Może to kwestia niedbałego przyklejenia goleni i zdjęcia pod kątem. Detale i linie podziału na poziomie na poziomie Italeri.

Re: Spitfire Mk XII

PostNapisane: czwartek, 10 lutego 2011, 09:09
przez armiger
[quote="Wojciech Perkowski"] Kupiłem zestaw wczoraj na allegro - zobaczymy jak dotrze przesyłka./quote]

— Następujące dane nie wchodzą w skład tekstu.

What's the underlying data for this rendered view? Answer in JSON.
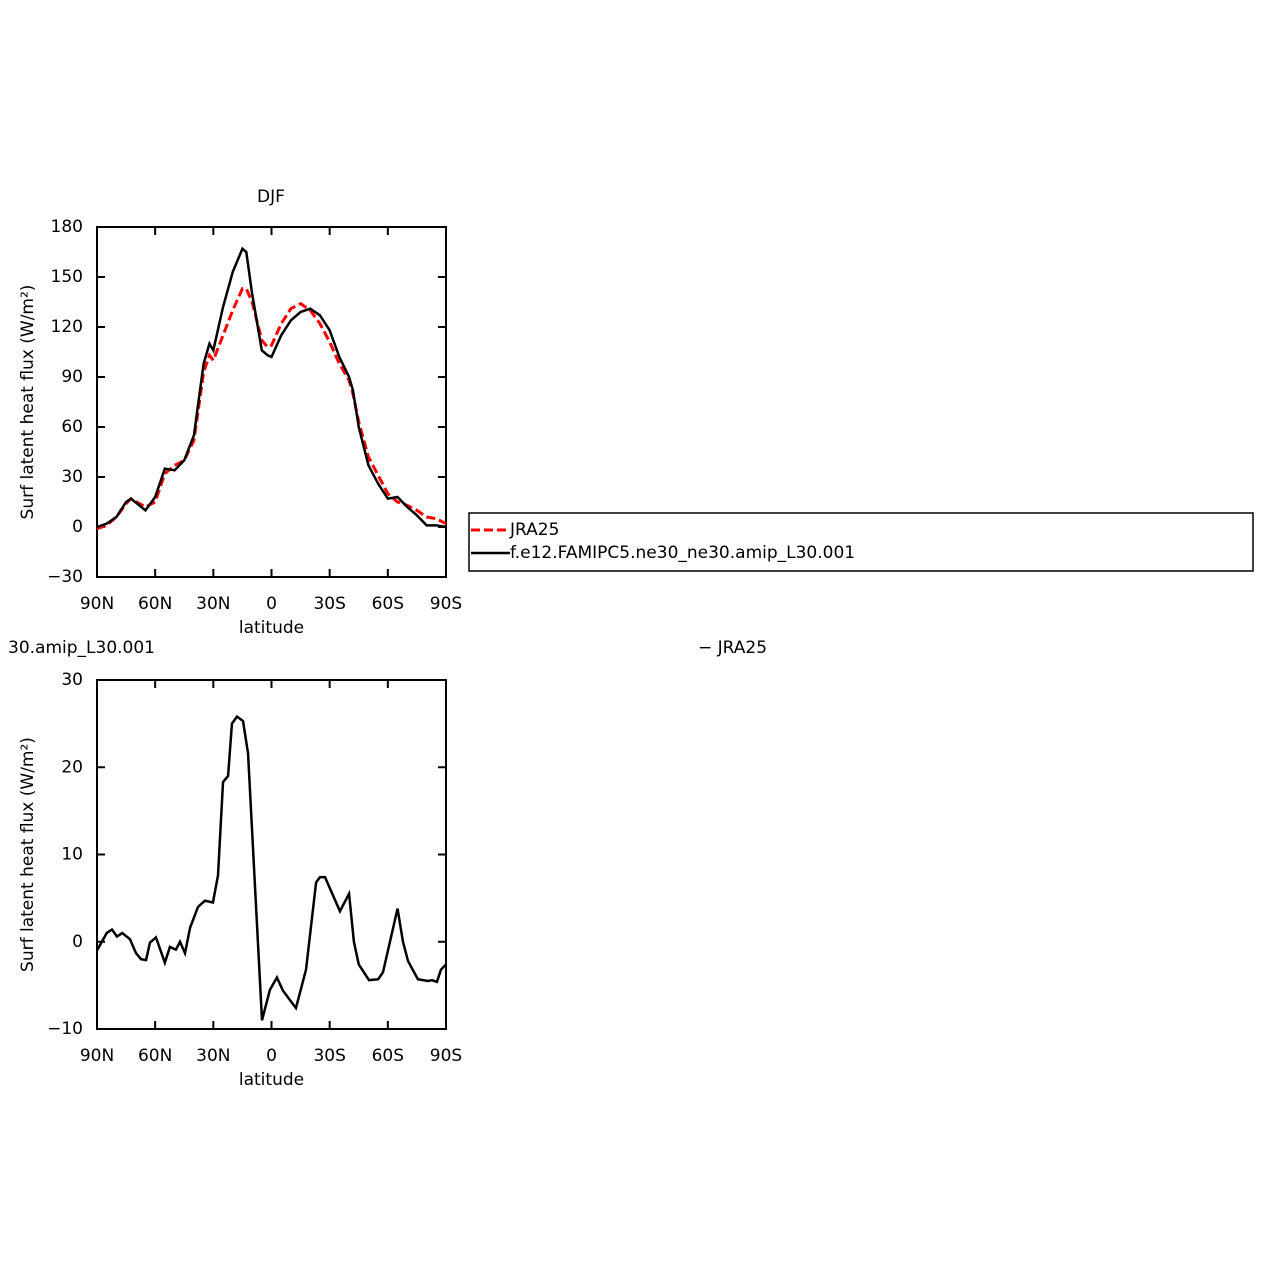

To poczekam na Twoją opinię

Re: Spitfire Mk XII

PostNapisane: piątek, 11 lutego 2011, 20:10
przez Wojciech Perkowski

Re: Spitfire Mk XII

PostNapisane: poniedziałek, 14 lutego 2011, 09:44
przez Mecenas
RECENZJA

A mnie się model całkiem podoba. Moim zdaniem to chyba najlepszy jak do tej pory model Airfixa w 48-ce. Przy niewielkim nakładzie pracy (np. wiercenie otworków we wręgach) czy dodanie kabelków. Linie podziałowe w porównaniu z IX-tką którą dłubię czy też nawet Mk.Ia/IIa też wydają się lepsze. Mnie się model podoba. Jakby dodać jeszcze tylko blaszki z drobnymi dźwigniami czy siatkami to niejedna ładna miniatura powstanie.

Re: Spitfire Mk XII

PostNapisane: czwartek, 17 lutego 2011, 18:27
przez Wojciech Perkowski
Model dotarł.
Porównanie wysokości kadłuba 9-tki ICM i 12-stki Airfixa:
Obrazek
Rozczarowanie. Kadłub Airfixa jest nawet nieco wyższy (ułamki mm) niż karykaturalnej Academy.
Wielka szkoda. Dla mnie osobiście wystarczające usprawiedliwienie aby nie kleić tej zabawki. Airfix podobno zamierza wydać wszystkie wersje Spita - jesli w podobnym stylu, to ...

Re: Spitfire Mk XII

PostNapisane: czwartek, 17 lutego 2011, 20:33
przez Mac Eyka
Wojciech Perkowski napisał(a):Rozczarowanie.........Wielka szkoda. Dla mnie osobiście wystarczające usprawiedliwienie aby nie kleić tej zabawki.


Może jednak pójść drogą Rowana Baylisa i poczekać, aż ktoś te wypraski przyłoży do konkretnych planów.